Sunday, 20 November 2011

"Rant of the Week: New Build Steam!"


It's been a while since my last "Rant of the Week", but I have just seen something so extraordinarily frustrating and aggravating that I had to share it.

Over the last six months, the "in thing" in railway preservation has either to join the "haters gonna hate" campaign against Scotsman (see previous blog posts), or start up a new build scheme for making a steam locomotive.

So we've had a Claud Hamilton announced, a Gresley J39, most recently a couple of Diesels including LMS no.10000, and to be fair, all of the above involve to some extent enthusiastic individuals who have all taken part in railway preservation at some level over their lives.

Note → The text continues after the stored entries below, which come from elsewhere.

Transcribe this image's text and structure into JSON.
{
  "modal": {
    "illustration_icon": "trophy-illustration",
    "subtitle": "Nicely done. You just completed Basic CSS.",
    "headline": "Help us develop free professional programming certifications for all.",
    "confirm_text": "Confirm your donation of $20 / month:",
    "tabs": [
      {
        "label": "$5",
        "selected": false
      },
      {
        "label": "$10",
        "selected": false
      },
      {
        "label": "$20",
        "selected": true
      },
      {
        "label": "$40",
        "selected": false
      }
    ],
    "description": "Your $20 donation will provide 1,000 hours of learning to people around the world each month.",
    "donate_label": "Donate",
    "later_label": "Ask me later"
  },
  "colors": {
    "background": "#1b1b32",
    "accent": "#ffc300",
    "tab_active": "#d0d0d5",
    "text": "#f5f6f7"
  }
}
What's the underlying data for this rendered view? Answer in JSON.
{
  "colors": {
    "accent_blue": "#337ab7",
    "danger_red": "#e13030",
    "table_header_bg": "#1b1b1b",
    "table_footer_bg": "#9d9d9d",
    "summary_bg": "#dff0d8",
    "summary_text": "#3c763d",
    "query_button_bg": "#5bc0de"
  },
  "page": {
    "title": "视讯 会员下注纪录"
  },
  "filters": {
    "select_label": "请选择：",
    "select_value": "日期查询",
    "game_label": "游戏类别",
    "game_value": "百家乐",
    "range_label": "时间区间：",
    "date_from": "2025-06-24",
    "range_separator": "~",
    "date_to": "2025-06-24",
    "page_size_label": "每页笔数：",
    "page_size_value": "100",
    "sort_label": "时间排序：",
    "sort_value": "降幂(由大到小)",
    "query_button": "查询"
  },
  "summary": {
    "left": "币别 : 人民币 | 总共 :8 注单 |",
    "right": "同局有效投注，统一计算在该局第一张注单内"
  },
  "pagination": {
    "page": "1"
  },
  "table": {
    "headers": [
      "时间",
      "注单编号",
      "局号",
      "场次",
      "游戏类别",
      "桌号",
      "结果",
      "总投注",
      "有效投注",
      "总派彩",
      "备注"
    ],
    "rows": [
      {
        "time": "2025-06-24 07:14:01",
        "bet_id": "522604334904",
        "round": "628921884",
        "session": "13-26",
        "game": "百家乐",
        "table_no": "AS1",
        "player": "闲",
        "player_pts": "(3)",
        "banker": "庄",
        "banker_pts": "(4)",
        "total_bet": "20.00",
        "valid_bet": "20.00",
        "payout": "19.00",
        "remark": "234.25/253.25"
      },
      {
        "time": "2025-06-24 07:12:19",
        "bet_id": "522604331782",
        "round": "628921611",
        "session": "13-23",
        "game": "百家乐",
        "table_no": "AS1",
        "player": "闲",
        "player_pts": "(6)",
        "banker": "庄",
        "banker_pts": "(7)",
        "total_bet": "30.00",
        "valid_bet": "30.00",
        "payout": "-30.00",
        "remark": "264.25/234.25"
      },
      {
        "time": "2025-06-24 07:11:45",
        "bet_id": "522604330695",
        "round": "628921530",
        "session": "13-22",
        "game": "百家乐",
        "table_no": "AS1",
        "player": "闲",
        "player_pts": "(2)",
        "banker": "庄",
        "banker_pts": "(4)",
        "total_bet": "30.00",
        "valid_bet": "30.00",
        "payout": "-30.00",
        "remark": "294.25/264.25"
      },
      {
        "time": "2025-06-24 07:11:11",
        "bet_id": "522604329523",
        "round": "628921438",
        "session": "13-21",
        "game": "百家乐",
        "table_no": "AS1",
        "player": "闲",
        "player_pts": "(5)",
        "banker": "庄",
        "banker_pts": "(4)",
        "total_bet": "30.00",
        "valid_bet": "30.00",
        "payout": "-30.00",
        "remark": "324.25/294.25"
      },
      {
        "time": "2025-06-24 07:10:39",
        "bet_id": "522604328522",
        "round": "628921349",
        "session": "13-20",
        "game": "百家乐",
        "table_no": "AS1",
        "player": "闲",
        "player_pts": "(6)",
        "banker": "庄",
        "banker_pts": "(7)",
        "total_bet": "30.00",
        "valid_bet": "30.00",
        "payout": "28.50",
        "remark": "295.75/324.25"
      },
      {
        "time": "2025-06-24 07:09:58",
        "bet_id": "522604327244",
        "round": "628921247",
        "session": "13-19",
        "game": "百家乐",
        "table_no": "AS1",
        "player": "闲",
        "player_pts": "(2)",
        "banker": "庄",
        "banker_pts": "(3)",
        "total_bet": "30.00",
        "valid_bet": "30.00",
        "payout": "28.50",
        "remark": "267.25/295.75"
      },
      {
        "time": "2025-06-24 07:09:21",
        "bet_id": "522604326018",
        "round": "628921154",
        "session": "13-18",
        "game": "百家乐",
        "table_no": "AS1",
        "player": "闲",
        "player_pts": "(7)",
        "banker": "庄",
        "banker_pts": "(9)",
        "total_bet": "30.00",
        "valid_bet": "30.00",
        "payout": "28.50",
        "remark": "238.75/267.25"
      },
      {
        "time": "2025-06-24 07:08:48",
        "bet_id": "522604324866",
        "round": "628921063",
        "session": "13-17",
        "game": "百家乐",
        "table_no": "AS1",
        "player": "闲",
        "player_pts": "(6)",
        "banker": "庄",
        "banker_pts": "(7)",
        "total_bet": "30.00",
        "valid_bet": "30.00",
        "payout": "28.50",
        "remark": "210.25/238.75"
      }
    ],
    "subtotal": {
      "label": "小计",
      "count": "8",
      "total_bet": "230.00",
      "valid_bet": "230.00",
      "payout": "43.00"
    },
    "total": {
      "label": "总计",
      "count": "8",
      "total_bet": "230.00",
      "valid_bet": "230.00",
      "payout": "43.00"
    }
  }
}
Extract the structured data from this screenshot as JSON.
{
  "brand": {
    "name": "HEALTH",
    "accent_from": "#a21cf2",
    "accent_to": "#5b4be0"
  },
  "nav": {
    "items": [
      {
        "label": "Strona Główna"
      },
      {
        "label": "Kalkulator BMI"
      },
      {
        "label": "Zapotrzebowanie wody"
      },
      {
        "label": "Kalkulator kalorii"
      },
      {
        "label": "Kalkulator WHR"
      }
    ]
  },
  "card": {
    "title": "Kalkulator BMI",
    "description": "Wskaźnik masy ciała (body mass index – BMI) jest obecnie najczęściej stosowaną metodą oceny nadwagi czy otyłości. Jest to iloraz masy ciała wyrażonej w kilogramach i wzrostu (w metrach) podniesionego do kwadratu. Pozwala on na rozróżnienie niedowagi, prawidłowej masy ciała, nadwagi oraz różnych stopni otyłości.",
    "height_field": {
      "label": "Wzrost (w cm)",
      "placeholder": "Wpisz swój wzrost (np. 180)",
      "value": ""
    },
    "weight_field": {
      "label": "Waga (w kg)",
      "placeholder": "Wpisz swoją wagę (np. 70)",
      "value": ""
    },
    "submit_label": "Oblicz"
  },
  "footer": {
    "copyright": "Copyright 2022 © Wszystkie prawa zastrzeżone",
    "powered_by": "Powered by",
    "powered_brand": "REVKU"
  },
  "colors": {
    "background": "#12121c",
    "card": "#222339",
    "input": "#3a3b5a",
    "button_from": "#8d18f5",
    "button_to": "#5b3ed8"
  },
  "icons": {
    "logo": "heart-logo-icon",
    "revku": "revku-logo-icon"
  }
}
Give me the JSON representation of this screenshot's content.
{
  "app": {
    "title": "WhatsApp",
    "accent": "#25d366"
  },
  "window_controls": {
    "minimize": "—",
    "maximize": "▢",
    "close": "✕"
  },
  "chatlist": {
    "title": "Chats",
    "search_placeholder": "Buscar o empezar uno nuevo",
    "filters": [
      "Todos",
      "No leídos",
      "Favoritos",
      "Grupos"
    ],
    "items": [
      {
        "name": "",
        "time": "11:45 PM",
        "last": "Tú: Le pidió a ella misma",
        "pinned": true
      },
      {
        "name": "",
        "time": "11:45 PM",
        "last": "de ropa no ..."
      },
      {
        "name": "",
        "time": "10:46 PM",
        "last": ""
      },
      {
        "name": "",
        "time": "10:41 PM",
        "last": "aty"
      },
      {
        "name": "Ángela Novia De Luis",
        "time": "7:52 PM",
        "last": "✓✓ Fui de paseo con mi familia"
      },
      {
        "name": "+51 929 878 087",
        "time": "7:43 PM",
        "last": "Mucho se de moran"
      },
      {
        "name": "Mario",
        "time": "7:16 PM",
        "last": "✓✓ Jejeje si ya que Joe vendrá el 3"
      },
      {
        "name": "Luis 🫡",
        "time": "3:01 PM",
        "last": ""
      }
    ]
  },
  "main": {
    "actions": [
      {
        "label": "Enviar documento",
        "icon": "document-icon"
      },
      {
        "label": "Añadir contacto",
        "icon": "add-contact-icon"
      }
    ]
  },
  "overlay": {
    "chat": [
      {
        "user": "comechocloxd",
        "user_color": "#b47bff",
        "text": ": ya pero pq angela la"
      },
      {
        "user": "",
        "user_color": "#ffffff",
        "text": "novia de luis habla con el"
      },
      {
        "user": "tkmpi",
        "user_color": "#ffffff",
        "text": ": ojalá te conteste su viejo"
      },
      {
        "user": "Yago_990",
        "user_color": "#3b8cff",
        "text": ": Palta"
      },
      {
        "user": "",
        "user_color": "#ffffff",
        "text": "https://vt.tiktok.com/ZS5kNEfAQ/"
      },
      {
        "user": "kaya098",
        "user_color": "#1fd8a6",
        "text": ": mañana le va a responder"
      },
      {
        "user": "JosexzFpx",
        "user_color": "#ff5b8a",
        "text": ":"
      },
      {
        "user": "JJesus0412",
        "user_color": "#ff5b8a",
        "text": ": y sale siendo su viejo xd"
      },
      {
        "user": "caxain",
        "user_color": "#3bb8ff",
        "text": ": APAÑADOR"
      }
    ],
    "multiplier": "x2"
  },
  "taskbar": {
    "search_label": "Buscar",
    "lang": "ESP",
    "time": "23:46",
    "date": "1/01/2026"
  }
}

To the above, don't worry, you're not the topic of my rant. No, the subject of my rant is this:

The Great Bear New Build Project

Yes, there is a now a few individuals wanting to build a new version of The Great Bear, Churchward's only Pacific, and the only GWR Pacific ever built. What has been written on this locomotive extends to somewhere between extremely inefficient and useless, and adequate but needing modifications to get the best out of it.

So my first reaction was to groan, and think "really? Another one?"

Then it hit me.

This actually could be the most sensible of all the new build projects that has been announced.


What? Really? Well, let's think about it. The original locomotive was essentially an enlargement of the Star class of locomotives. It was later rebuilt into a Castle class locomotive.

The Stars, Castles, and this behemoth all shared certain standard Swindon components. In fact, let's be frank here, it's because so many of the GWR engines shared common, standard components, that we are able to see so many of the classes that were lost to the scrappers built afresh.

For example, Didcot's Lady of Legend, 2999 is one locomotive I have been keeping my eye on, a rarity for me as the Great Western isn't my thing normally! That is being built out standard GWR components with some new parts manufactured to complete the look.

Overall I think this will be one of the more stunning locomotives in preservation, and particularly in its place between the GWR of old, and the Star class locomotive Lode Star at the National Railway Museum.

So my feeling is, if you can build a new "Saint", a "County" and a "Grange" from standard GWR patterns and spare components, how hard can it be really to build a new GWR Pacific? The only real stumbling blocks (big ones at that) are likely to be the main frames, the unique boiler, and the tender.

But if you can build a new Peppercorn A1 from scratch...you can do anything, that I firmly believe, with just one caveat - the first hurdle for all of these projects will be regular funding and enthusiasm, and it is this I feel most strongly that needs fixing for many of them.

If enough people can get together to build a replica of the GWR's lone Pacific locomotive, why not let them try.

They could do worse than to have a go. If they don't manage to build it, the reconditioned parts or any new parts made could just go on another GWR locomotive, after all!